Can I keep showing up: praying, forgiving, listening, serving, trusting that the small deaths will one day take the shape of Christ’s life in me?
Maybe that’s what transformation takes: living with the mystery that trees really do grow, even when we can’t see it.
A Voice from the Past
We have it in us to be Christs to each other and maybe in some unimaginable way to God too—that’s what we have to tell finally. We have it in us to work miracles of love and healing as well as to have them worked upon us. We have it in us to bless with him and forgive with him and heal with him and once in a while maybe even to grieve with some measure of his grief at another’s pain and to rejoice with some measure of his rejoicing at another’s joy almost as if it were our own.
And who knows but that in the end, by God’s mercy, the two stories will converge for good and all, and though we would never have had the courage or the faith or the wit to die for him any more than we have ever managed to live for him very well either, his story will come true in us at last.
And in the meantime, this side of Paradise, it is our business (not like so many peddlers of God’s word but as men and women of sincerity) to speak with our hearts (which is what sincerity means) and to bear witness to, and live out of, and live toward, and live by, the true word of his holy story as it seeks to stammer itself forth through the holy stories of us all.

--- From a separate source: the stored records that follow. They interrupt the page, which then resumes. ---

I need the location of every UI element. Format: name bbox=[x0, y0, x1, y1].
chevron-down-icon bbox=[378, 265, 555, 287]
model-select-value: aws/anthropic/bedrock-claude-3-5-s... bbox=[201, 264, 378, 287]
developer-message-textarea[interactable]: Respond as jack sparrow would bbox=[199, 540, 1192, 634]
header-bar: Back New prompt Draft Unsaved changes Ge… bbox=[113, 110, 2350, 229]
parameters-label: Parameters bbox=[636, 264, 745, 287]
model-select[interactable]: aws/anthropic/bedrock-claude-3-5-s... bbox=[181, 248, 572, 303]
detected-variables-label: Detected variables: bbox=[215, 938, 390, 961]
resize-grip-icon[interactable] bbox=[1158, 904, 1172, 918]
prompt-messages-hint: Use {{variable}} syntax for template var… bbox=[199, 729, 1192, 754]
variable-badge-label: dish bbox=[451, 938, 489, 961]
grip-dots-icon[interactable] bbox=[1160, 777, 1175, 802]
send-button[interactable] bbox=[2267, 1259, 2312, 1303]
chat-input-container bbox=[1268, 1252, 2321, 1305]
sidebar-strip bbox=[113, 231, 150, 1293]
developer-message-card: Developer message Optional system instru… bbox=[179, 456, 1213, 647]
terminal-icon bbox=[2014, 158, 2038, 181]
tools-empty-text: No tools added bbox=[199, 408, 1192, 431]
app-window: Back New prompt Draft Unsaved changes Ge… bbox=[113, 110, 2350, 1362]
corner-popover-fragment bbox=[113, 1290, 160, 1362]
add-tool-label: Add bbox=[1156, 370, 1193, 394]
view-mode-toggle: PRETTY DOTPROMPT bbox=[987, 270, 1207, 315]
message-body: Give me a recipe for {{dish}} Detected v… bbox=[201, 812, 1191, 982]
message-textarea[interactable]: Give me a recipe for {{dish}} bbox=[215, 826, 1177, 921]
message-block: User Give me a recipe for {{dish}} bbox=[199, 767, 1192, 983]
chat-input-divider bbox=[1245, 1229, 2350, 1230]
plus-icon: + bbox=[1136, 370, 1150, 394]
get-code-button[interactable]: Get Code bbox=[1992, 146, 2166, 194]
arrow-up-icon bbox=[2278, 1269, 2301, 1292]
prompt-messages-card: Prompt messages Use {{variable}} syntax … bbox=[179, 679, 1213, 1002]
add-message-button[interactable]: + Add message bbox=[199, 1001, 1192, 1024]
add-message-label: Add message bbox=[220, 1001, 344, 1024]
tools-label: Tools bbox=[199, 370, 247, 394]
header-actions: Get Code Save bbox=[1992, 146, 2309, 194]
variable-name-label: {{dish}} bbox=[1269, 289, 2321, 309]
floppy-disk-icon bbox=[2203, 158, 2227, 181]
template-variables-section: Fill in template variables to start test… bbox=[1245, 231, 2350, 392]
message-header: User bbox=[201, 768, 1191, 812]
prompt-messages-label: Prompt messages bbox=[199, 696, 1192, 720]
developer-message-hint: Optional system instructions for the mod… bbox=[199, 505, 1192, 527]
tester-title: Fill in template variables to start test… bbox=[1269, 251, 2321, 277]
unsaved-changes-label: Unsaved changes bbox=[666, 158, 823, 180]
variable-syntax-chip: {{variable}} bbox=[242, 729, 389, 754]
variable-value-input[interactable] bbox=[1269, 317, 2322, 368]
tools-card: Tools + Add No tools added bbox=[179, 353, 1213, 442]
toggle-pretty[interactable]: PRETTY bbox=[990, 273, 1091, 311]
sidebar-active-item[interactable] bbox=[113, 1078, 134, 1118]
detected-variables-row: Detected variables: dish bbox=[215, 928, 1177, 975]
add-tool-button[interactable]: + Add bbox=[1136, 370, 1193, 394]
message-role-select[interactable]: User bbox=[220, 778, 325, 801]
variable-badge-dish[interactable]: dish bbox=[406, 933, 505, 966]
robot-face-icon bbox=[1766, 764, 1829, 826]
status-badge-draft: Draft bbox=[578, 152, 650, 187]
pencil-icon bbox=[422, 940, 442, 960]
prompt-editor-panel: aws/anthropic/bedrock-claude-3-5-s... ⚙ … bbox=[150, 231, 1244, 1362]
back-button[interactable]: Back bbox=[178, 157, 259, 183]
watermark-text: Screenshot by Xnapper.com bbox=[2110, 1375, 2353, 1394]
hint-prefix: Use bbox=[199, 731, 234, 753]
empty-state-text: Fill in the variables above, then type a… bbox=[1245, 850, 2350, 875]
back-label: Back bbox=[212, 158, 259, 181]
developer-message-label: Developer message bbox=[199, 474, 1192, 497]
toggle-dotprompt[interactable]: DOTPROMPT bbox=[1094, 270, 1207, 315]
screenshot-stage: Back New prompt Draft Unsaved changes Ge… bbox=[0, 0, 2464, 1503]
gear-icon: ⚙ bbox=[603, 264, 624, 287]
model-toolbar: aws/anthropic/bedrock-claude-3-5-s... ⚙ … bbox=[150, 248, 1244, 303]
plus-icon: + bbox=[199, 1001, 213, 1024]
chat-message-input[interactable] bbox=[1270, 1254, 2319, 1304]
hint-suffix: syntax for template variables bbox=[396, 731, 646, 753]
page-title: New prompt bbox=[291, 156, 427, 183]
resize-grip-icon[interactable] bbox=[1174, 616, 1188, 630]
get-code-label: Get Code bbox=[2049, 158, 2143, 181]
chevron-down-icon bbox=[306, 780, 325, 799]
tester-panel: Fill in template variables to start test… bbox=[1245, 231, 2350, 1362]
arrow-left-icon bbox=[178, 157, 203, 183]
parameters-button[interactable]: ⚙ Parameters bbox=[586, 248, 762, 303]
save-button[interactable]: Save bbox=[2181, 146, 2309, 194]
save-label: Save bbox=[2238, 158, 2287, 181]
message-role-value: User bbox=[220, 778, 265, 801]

—Frederick Buechner, Listening to Your Life
A Question to Carry
Think back one full calendar year, where do you notice one small sign of growth?
More soon,
—Jon
P.S. Just as a reminder, my book Dwelling in Christ is now available for pre-order on Amazon. If you grab a copy, forward your receipt to book@jonathanrbailey.com and I’ll send you Chapter 1 so you can start reading before September.




Beautiful, encouraging, and empowering on this first day after Easter
This is timely. I experienced a great lapse in kindness yesterday and then wept over my unrepentant heart. But perhaps the slow growth is the fact that I want to be different...thank you for inviting me to value the millimeter-deep rings.